Ayesha Le Breton
December 1, 2023
Legend has it that Empress Nur Jahan, celebrated for her intelligence and beauty, bathed with rose petals. Her betrothed, Mughal Emperor Jahangir, wrote passionately about the essence of rose, “It restores hearts that have gone broken and brings back withered souls.”
“Everybody has rose flowers in their houses,” said Nisha Saini, who grew up in Himachal Pradesh, India, and now owns an Ayurveda practice in New York. She still remembers her mother’s beauty recipe that used the fresh petals of the paneer or Damask rose, glycerin, store-bought rose water, and some honey. “We would keep that in the fridge and that’s the liquid we would use to cleanse our face,” Saini said. She swears by the concoction and makes it at her practice.
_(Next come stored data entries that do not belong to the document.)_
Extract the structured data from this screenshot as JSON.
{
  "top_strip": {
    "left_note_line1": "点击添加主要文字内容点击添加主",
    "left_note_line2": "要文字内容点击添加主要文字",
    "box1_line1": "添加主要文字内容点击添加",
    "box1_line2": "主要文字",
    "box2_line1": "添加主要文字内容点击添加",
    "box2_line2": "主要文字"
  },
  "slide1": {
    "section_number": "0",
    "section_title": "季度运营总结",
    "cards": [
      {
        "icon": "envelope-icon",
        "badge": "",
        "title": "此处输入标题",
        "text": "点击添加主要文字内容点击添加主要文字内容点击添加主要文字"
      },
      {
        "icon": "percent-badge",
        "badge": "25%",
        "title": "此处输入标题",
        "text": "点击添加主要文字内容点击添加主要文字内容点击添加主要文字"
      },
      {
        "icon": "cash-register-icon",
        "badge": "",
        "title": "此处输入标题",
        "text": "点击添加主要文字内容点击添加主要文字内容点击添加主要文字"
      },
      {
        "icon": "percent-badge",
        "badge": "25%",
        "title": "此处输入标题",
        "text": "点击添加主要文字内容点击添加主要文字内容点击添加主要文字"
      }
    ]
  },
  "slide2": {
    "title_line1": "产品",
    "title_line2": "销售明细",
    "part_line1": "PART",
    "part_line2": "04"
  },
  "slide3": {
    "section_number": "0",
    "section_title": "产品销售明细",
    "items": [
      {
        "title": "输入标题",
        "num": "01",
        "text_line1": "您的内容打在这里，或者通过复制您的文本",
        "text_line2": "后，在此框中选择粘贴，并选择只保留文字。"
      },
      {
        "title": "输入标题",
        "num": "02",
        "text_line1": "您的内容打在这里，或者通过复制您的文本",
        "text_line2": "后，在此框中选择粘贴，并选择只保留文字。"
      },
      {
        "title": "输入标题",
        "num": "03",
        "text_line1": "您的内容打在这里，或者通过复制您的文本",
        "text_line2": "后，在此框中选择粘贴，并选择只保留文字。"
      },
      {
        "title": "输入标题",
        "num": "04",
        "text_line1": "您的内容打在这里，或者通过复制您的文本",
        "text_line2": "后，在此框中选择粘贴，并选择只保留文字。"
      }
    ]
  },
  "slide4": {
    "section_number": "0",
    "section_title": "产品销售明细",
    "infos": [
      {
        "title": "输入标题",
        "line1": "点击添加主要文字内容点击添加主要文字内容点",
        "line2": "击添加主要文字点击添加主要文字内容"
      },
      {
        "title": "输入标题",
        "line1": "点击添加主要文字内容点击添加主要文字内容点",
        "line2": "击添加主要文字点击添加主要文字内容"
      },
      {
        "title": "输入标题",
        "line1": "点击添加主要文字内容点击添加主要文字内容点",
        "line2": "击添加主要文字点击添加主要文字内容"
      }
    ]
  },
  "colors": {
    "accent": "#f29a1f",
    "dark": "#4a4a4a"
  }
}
The rose is the flower we think we know — prominent in Shakespeare, bodega bags, and proposals. But it’s also made its way into mainstream skincare. Today, multinational retailers are burgeoning with rose water toners, sprays, and cleansers. As one of the world’s oldest and most popular flowers, roses are usually more associated with their heady scent and romance — their uses in skincare are usually relegated to South Asian and Middle Eastern homes. So how and why did the rose become so popular in Western beauty today?